Un caos. È come se la destra, archiviata l’alleanza laici-cattolici fulcro del moderatismo all’italiana, cercasse una nuova identità. Nell’attesa, liberi tutti. Già, ma per andare dove? E perché? Il fatto è che molto è cambiato da quando sulla scena sono apparsi nuovi protagonisti. Matteo Renzi, per esempio, ha immaginato un Pd capace di attirare voti di centro, magari strappando a Berlusconi i consensi di chi lo vedeva come il campione dell’antisinistra: del resto, al posto dei “comunisti” era arrivato un leader post democristiano per il quale non c’erano cose di destra o di sinistra, ma solo cose da fare… E invece la sconfitta nel referendum, voluto per sancire la svolta, ha spezzato il suo disegno: ora la minoranza del partito sente di nuovo il vento nelle vele, e la destra più radicale si è intestata la vittoria convincendosi che il “no” sia figlio diretto della protesta e dello scontento, le sole parole scritte sui loro vessilli.

Per questo Salvini & Meloni parlano ora come gli azionisti di riferimento del postberlusconismo, pur sapendo che c’è un grosso ostacolo sulla loro strada: Beppe Grillo, il terzo incomodo. Intendiamoci, il movimento Cinque Stelle è costruzione ben più complessa, miscela geniale uscita dagli alambicchi del profeta Casaleggio, ma certo gli apprezzamenti per il premier ungherese Viktor Orbán, l’uomo dei muri, e per il campione dell’antieuropeismo Nigel Farage, o le parole nette contro gli immigrati hanno poco a che vedere con le radici ambientaliste e di sinistra, e poco c’entrano con il campo dei moderati.

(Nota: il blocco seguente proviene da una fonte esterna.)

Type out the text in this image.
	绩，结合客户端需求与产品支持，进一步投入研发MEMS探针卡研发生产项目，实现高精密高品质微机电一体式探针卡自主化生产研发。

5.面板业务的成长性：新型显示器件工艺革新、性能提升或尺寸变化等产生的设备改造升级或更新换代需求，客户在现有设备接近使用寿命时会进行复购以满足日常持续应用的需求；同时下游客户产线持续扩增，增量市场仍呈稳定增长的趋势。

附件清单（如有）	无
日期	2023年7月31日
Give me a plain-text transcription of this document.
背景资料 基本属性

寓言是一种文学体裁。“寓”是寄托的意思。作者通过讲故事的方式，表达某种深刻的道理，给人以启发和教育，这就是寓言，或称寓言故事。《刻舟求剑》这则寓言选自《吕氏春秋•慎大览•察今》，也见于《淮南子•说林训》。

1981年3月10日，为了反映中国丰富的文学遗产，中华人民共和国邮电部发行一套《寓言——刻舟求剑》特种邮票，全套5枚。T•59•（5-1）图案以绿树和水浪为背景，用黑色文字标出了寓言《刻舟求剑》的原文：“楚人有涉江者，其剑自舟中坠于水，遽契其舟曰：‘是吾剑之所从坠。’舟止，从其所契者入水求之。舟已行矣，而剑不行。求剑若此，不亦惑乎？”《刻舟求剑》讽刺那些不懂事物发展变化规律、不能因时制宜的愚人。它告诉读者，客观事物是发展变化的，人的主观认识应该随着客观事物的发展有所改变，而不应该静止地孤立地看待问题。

Profumano piuttosto di destra protestataria, e anche per questo concorrono a frenare l’espansione lepenista di Salvini.

Che dunque ha bisogno di alleati (ogni tanto lui e Grillo si annusano…), come del resto Berlusconi. Ma mentre il primo insegue sogni maggioritari, il secondo si batte per il ritorno al proporzionale: pensa sia l’unico sistema capace di sterilizzare Grillo e di ridimensionare Salvini e Meloni, premessa per ricompattare una destra moderata e preparare l’unico governo possibile in un sistema tripolare, quello di larghe intese. Restano le domande di fondo: chi verrà dopo di lui? E guarderà a Merkel o a Le Pen? Stefano Parisi s’era messo in testa di rispondere. B. ha lasciato fare, poi lo ha fermato, poi lo ha prudentemente rilanciato, un po’ per non rompere con gli ex alleati, un po’ perché convinto che la destra abbia oggi una sola identità riconoscibile: Berlusconi; e che abbia un solo leader: Berlusconi. Per questo si sbatte ancora. Aspettando che Strasburgo gli restituisca l’agibilità politica. Per ricominciare. Ventiquattr’anni dopo?